I think it depends how you stabilize the test and whether you then lose some of the coverage you thought you had.
I think your last point is the key: "It is an indication you are exercising areas of the code that have legitimate problems for the same reasons the flake manifests".
You're right, a flake and a bug are different manifestations of the same problem. If a test consistently fails, and the problem lies in production code we consider it a bug. If a test flakily fails, and the problem lies in production code we should also consider it a bug. Lots of code, that is highly complicated, and changes rapidly is likely to lead to both bugs and flakes.
The key part of writing and testing that code is to break it down into manageable chunks to reduce both of those (unpleasant) outcomes.
The topic is enlightening. Currently, while we use JIRA/Zephyr in manual mode, and I have worked in other more automated environments, I'm prototyping an automated test system for 'systems testing.' Preventing flaky tests certainly is a priority.
I could not determine however if these stats applied to "white box" testing, or unit testing of the code done by developers OR system type testing where the product is being used by systems testers with the product having a server-client architecture with a web app interface to the user.
I also feel with respect to the size to flakiness ratio is a good indicator as has been found by the data, but is size related to complexity? Is it test code growth (meaning algorithm complexity) and|or is it simple code, but bigger data? So the test logic is sound, but it runs out of time because the data set is 10 times bigger and the timer is set too low? It doesn't complete so there is an incomplete result (in a sense). Yes, a test bug, but the test logic itself is not changed but how it is run is?
Versus on the Google side of it with a system in place and having to deal with it, what is the best way to minimize risk when building a new system? My thought is to write smaller tests with single purposes while watching data growth processing.
The stats apply to continuously run, automated tests which are generally hermetic. Some of these are unit tests, others are system or even integration type tests.
The overall size is often due to the complexity of the code rather than the size of the data but I'm sure there are exceptions. If a timer is set too low and the test becomes flaky due to organic growth of test data it should be an easy problem to fix - though that doesn't mean that it is fixed immediately.
When building a system I think you always want to start with the smallest tests you can. You will need to add larger tests at some point, but you need to understand why they're necessary and think about whether you can test it in a different, smaller way.
I agree it's important to re-assess your tests as code changes. Breaking down a test into smaller pieces is key to having clean, well-maintained tests.
"What's the goal of this test?" is a great question to answer. An equally important question is: "What code are we running for this test?" I think many system / integration tests actually have a fairly narrow answer to the first question but a very large answer to the second.
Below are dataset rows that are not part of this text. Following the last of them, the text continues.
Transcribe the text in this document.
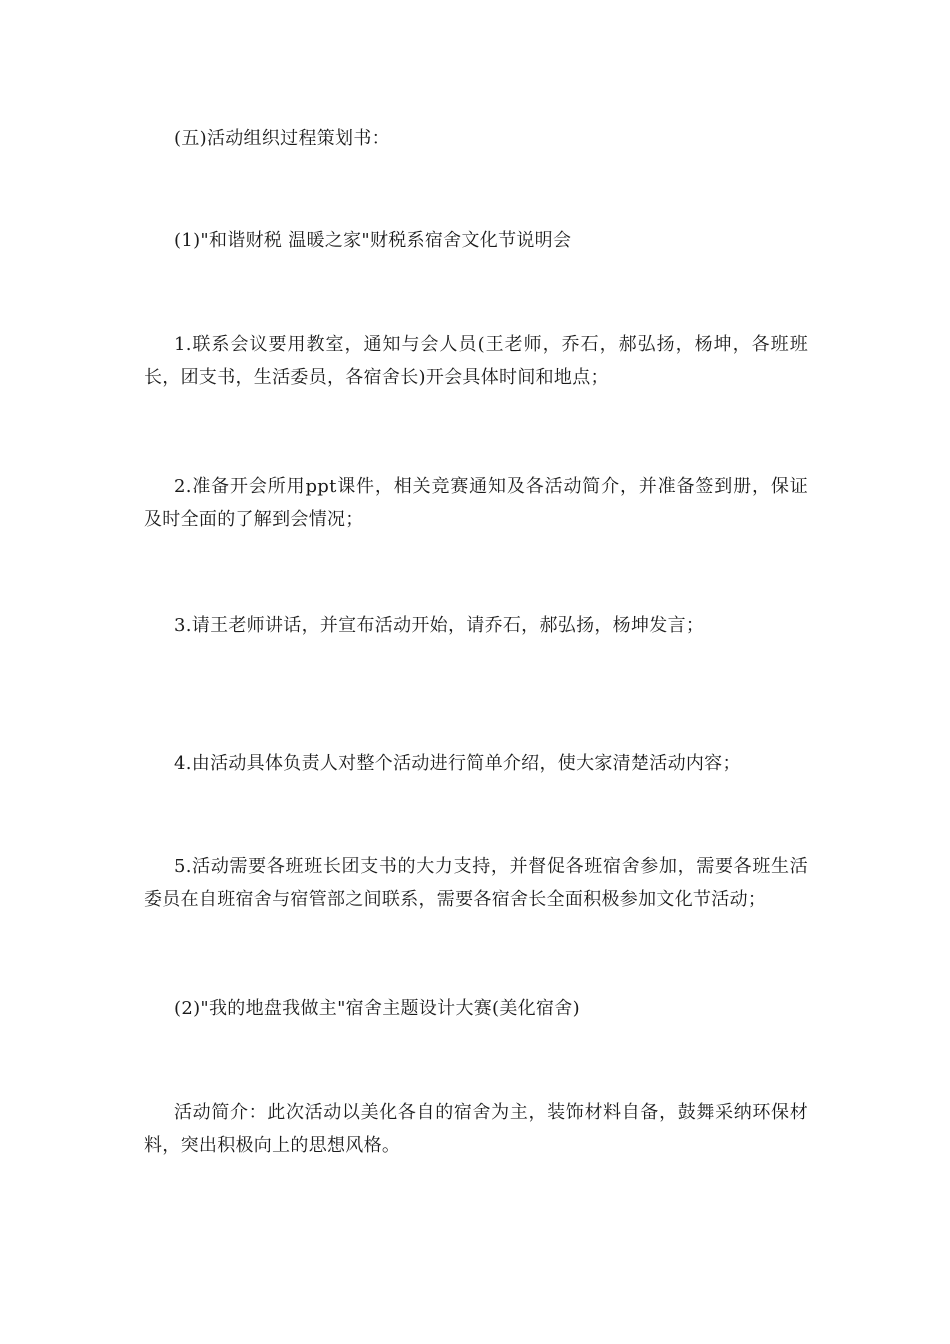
(五)活动组织过程策划书：

(1)"和谐财税 温暖之家"财税系宿舍文化节说明会

1.联系会议要用教室，通知与会人员(王老师，乔石，郝弘扬，杨坤，各班班长，团支书，生活委员，各宿舍长)开会具体时间和地点；

2.准备开会所用ppt课件，相关竞赛通知及各活动简介，并准备签到册，保证及时全面的了解到会情况；

3.请王老师讲话，并宣布活动开始，请乔石，郝弘扬，杨坤发言；

4.由活动具体负责人对整个活动进行简单介绍，使大家清楚活动内容；

5.活动需要各班班长团支书的大力支持，并督促各班宿舍参加，需要各班生活委员在自班宿舍与宿管部之间联系，需要各宿舍长全面积极参加文化节活动；

(2)"我的地盘我做主"宿舍主题设计大赛(美化宿舍)

活动简介：此次活动以美化各自的宿舍为主，装饰材料自备，鼓舞采纳环保材料，突出积极向上的思想风格。
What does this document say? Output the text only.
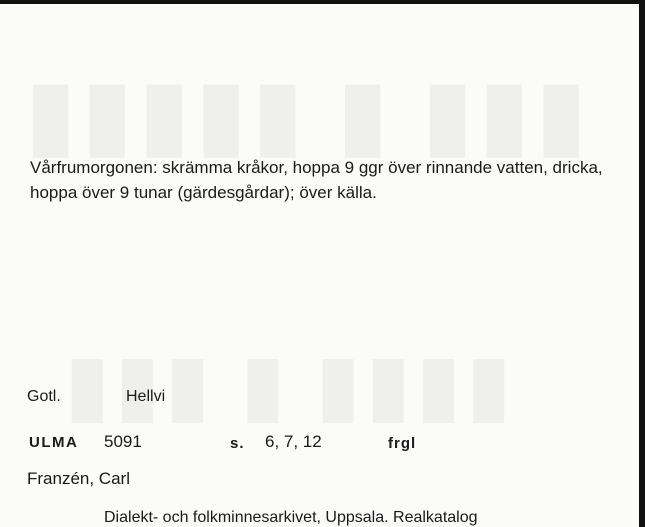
Vårfrumorgonen: skrämma kråkor, hoppa 9 ggr över rinnande vatten, dricka, hoppa över 9 tunar (gärdesgårdar); över källa.

Gotl.	Hellvi
ULMA 5091	s. 6, 7, 12	frgl
Franzén, Carl
Dialekt- och folkminnesarkivet, Uppsala. Realkatalog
Excellent post; thank you for sharing these findings with the larger community. As a future post, I would be very interested in hearing any correlation between fixing flaky tests and finding bugs in production code (as opposed to the test themselves). No doubt that flaky tests are a drain in engineering resources, but dedicating scarce engineering resources to fix large (and complex) flaky tests can be a challenge. If it was established that there is a real payback in finding bugs in production code by fixing flaky tests, it would help motivate teams to dedicate time to this exercise.
Also, are you aware of any tools/scripts that can help categorize tests results over time? For instance, if a test is run daily; then over a 14 day period this test may exhibit one of the following patterns: a) pass consistently; b) fail consistently; c) pass consistently then fail consistently -> new consistent failure; d) pass consistently, then fail intermittently -> new flaky test; e) etc...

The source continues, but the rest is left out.